|
In 1973, PBS ran a 12-part series, “An American Family.” It was ranked by TV Guide as #32 in the top fifty television shows of all time. Recently, HBO featured “Cinema Verite,” about the making of that classic show. I recommend it to anyone interested in the strange dynamics frequently found in the institution of the American family.
TruTV is currently featuring an ugly version of the American family, with the start of the Casey Anthony murder trial in Florida. In June of 2008, her 2-year old daughter, Caylee, “disappeared.” Casey would not report her daughter missing; in July, her mother would be the one to call 911. Casey told investigators the story that she had told her parents – that a babysitter had the toddler – but the babysitter did not exist. Seven months later, the child's remains were found approximately a quarter of a mile away from the Anthony home, in a wooded area where Casey played as a child.
On one hand, trials such as this one are often sensationalized, and television programs such as “Nancy Grace” illustrate how a tragic event becomes entertainment for the masses. Pre-trial coverage is frequently an obscene display of beating a dead horse.

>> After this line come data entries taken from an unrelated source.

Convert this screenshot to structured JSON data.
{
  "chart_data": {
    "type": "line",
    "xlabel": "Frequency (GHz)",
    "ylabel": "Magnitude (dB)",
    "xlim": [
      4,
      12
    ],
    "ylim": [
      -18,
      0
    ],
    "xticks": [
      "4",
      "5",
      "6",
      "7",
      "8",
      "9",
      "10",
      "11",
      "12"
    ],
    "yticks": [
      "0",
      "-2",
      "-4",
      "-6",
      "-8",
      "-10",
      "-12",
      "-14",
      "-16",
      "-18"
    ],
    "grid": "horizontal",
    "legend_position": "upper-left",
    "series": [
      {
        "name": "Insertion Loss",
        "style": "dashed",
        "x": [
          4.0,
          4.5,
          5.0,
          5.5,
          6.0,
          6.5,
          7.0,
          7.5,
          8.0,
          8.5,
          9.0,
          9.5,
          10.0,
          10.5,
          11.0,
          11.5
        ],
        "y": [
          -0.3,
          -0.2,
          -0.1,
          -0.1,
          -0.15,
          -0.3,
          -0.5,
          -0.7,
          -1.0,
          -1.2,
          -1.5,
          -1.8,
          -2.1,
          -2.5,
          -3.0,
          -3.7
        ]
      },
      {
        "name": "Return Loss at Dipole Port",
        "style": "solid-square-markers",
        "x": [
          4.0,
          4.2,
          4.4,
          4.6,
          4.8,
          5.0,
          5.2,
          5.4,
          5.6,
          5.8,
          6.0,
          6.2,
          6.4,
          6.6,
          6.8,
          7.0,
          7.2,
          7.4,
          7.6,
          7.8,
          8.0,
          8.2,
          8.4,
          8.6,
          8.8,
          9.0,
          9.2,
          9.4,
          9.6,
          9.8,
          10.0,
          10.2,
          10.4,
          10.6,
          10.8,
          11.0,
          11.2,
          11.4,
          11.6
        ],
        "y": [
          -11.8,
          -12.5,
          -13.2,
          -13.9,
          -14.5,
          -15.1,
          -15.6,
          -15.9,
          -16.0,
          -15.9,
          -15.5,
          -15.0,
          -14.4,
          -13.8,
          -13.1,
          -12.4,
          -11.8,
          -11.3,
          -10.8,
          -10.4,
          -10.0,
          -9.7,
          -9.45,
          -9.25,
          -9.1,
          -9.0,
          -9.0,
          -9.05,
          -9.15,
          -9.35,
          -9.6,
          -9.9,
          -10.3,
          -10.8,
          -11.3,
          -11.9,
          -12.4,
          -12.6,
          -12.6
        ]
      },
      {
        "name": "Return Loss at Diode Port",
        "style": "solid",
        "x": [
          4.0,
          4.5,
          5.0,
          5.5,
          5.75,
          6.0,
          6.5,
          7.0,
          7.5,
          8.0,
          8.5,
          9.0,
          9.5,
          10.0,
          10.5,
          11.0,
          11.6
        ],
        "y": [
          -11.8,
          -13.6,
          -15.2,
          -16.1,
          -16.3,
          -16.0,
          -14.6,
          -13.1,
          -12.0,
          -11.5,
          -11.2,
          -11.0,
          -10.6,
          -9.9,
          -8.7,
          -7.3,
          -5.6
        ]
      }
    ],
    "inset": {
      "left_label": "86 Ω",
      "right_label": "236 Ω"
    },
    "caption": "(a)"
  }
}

It is, of course, more closely related to the emotional disturbances caused by the coverage of the OJ Simpson trial, than to the show about the Louds on PBS.
On the other hand, actual coverage of the inner workings of the court system offers the opportunity for public education. The majority of the trials on TruTV not only lack the annoying theater of the Simpson episodes, but include impressive insight on how judges and attorneys work, as well as fascinating testimony from a variety of “expert witnesses.”
I find the court system interesting. I've probably had more than the average amount of experience with it. As an angry teen, I rarely enjoyed time spent in court, but over the decades, I've come to enjoy the setting. I've participated – not as a defendant! – in a significant number of criminal and civil cases. In fact, I even attend some local cases that I have no role in; last night, for example, I brought our “foreign exchange student” daughter to Town Court, for one of her high school classes. Before we left, the Judge had come over and talked with us for a good half-hour (and will be voting for me in next week's school board election).
My career in social work resulted in my being called to court more times than I can remember as I write this. My other career – as a social activist – also involved a series of conflicts fought in the context of the court room. I have a respect for the court system that I believe is greater than that of some of the attorneys, and a few of the judges, that I've encountered over the decades.
I am also interested in that building-block of society known as the “family system,” which is often involved at some level in most of the court cases I am familiar with. On previous essays on this site, I've spoken of families in terms that I learned, comparing them to a mobile that hangs over an infant's crib.
In the case of the Louds family, the filming of the documentary series brought some hidden dysfunctions to the surface. In ways, some individual family were able to separate from the system, find their own balance in life, and then reunite with the system in a healthier manner. In the case of the Anthony family, the dysfunction brewing beneath the “public face” they put on resulted in the death of a two year old child; it appears unlikely that anyone, with the possible exception of Casey's brother, will experience anything approaching a stable life as this case moves forward.
It would be easy for the public to either ignore the case, or to watch it for purely entertainment purposes. Yet, that would be a shame. For it involves some of the more intense social pathologies of far too many American families: physical, sexual, and emotional abuse; and the ability to feign normalcy to a degree that resulted in the family unit's flying below the radar of a society until the point when a two year old had been dead for a full month. Far better if people viewed it as an educational opportunity, with the understanding that the dynamics of the Anthony family have taken root in far too many American families, behind closed doors.